Looming over the Obama White House's healthcare strategy has been the specter of 1993 and 1994, when Bill Clinton failed to accomplish healthcare reform and the Democrats lost both Houses of Congress.
The Obama White House is, of course, sensible to try to learn from the experience of the first two Clinton years. But its ability to do so has been hampered by the fact that the lessons are largely being drawn by former Clinton insiders themselves, most notably of course White House Chief of Staff Rahm Emanuel.
Perhaps unsurprisingly then, the lessons drawn by the Obama White House largely concern political tactics and tend to reaffirm the basic strategic and ideological tendencies of the Clinton White House: triangulate; pander to the "center"; ignore the policy desires of the progressive base, while taking them politically for granted and, occasionally, scoring political points by attacking them.
In short, the Obama White House has entirely failed to learn the real lessons of the '94 elections: if the Republicans go into a midterm with an energized and organized base and the Democrats go into them with a disorganized and demoralized base, the Republicans will win.
What demoralized the Democratic base in 1994?
The failure to pass a healthcare reform certainly didn't help. But long before Clinton's plan failed, the healthcare reform process pursued by Clinton and his healthcare team (most notably Hillary Clinton and Ira Magaziner) shut out progressives, inside and outside Congress. While industry representatives got a seat at the table, single payer advocates were excluded. The demoralization associated with healthcare reform in 1993 ended with the bill's failure, but it didn't start there.
And arguably the failure of healthcare reform wasn't the biggest demoralizing factor for progressives in the fall of 1994. As Jane Hamsher reminds us in passing (in an excellent piece on the Van Jones debacle and what she calls the "Veal Pen," the way in which the Obama White House has largely coopted and neutralized criticism from many progressive advocacy groups), the '94 elections happened hot on the heels of the passage of NAFTA, a major accomplishment of the Clinton White House, but one which infuriated progressives. (On a personal note, I should add that Jane's mention of NAFTA really resonated with me, as it was a key moment in my disillusionment with the Democratic Party, which I would leave a few years later following another singular accomplishment of the Clinton Administration: welfare "reform.")

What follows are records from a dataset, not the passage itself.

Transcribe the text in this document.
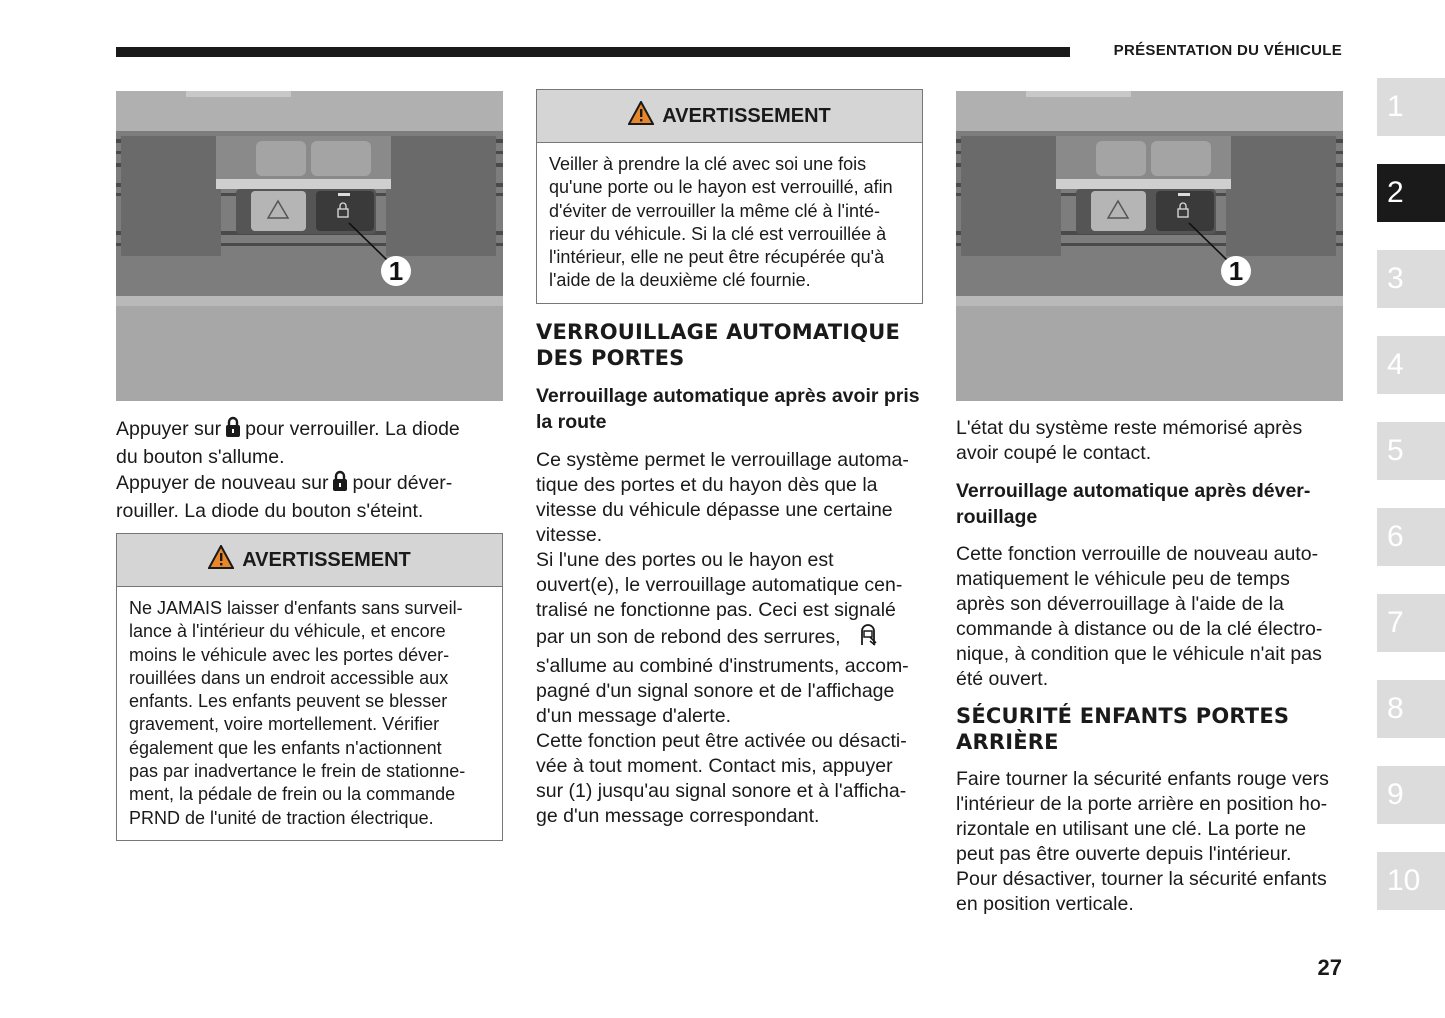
PRÉSENTATION DU VÉHICULE
1

Appuyer sur pour verrouiller. La diode
du bouton s'allume.
Appuyer de nouveau sur pour déver-
rouiller. La diode du bouton s'éteint.

AVERTISSEMENT
Ne JAMAIS laisser d'enfants sans surveil-
lance à l'intérieur du véhicule, et encore
moins le véhicule avec les portes déver-
rouillées dans un endroit accessible aux
enfants. Les enfants peuvent se blesser
gravement, voire mortellement. Vérifier
également que les enfants n'actionnent
pas par inadvertance le frein de stationne-
ment, la pédale de frein ou la commande
PRND de l'unité de traction électrique.
AVERTISSEMENT
Veiller à prendre la clé avec soi une fois
qu'une porte ou le hayon est verrouillé, afin
d'éviter de verrouiller la même clé à l'inté-
rieur du véhicule. Si la clé est verrouillée à
l'intérieur, elle ne peut être récupérée qu'à
l'aide de la deuxième clé fournie.
VERROUILLAGE AUTOMATIQUE
DES PORTES
Verrouillage automatique après avoir pris
la route
Ce système permet le verrouillage automa-
tique des portes et du hayon dès que la
vitesse du véhicule dépasse une certaine
vitesse.
Si l'une des portes ou le hayon est
ouvert(e), le verrouillage automatique cen-
tralisé ne fonctionne pas. Ceci est signalé
par un son de rebond des serrures,
s'allume au combiné d'instruments, accom-
pagné d'un signal sonore et de l'affichage
d'un message d'alerte.
Cette fonction peut être activée ou désacti-
vée à tout moment. Contact mis, appuyer
sur (1) jusqu'au signal sonore et à l'afficha-
ge d'un message correspondant.
1
L'état du système reste mémorisé après
avoir coupé le contact.
Verrouillage automatique après déver-
rouillage
Cette fonction verrouille de nouveau auto-
matiquement le véhicule peu de temps
après son déverrouillage à l'aide de la
commande à distance ou de la clé électro-
nique, à condition que le véhicule n'ait pas
été ouvert.
SÉCURITÉ ENFANTS PORTES
ARRIÈRE
Faire tourner la sécurité enfants rouge vers
l'intérieur de la porte arrière en position ho-
rizontale en utilisant une clé. La porte ne
peut pas être ouverte depuis l'intérieur.
Pour désactiver, tourner la sécurité enfants
en position verticale.
1
2
3
4
5
6
7
8
9
10
27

The Obama White House may believe that the biggest political threat Democrats face would involve the failure to pass some sort of health care reform. But I think they're wrong.
On a whole host of fronts, the Obama White House has pursued policies that anger both left and right, from the financial bailout to the War in Afghanistan (now opposed by over half of the American public). Of course, right wing anger at Obama will be a motivating factor in Republican GOTV efforts in 2010. Liberal anger at Obama will complicate and depress Democratic turnout.

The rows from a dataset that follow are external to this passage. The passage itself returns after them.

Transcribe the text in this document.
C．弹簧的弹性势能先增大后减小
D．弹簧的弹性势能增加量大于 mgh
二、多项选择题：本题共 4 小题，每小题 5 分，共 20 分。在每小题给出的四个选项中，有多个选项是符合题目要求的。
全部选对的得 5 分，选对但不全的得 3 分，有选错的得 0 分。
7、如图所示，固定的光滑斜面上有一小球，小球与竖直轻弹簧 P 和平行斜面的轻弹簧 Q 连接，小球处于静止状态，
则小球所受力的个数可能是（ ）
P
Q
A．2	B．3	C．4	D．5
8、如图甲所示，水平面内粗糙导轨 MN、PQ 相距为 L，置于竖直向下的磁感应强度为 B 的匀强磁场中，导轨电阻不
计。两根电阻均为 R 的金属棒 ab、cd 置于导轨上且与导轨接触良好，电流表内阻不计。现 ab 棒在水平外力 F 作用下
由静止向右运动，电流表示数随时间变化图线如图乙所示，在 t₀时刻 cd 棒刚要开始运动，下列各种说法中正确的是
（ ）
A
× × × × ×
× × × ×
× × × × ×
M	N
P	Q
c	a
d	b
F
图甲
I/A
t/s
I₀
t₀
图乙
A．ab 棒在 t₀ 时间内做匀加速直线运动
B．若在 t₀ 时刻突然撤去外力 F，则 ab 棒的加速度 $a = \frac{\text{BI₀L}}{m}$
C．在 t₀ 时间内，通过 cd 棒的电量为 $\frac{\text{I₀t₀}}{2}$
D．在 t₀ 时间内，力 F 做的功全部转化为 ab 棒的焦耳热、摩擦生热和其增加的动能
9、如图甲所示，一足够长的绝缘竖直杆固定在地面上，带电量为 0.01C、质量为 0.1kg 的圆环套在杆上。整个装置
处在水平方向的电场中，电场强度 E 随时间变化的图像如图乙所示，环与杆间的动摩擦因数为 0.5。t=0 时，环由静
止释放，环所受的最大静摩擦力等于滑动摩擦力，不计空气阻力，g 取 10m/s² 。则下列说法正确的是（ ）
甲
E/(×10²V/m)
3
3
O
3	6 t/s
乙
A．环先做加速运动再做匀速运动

The passage of a healthcare "reform" bill that creates an individual mandate with no public option is not only terrible policy making. It's terrible politics. It would anger the right and the left....with a predictable electoral effect in 2010. Even fairly establishment bloggers like Josh Marshall are coming to this conclusion.
And the saddest thing about this particular mistake is that, in a misplaced effort to avoid the mistakes of '93 and '94, a public option-free "reform" plan would almost certainly reproduce them.
Let's hope the White House will belatedly learn the actual lessons of 1994 and attend to its electoral base before it's too late.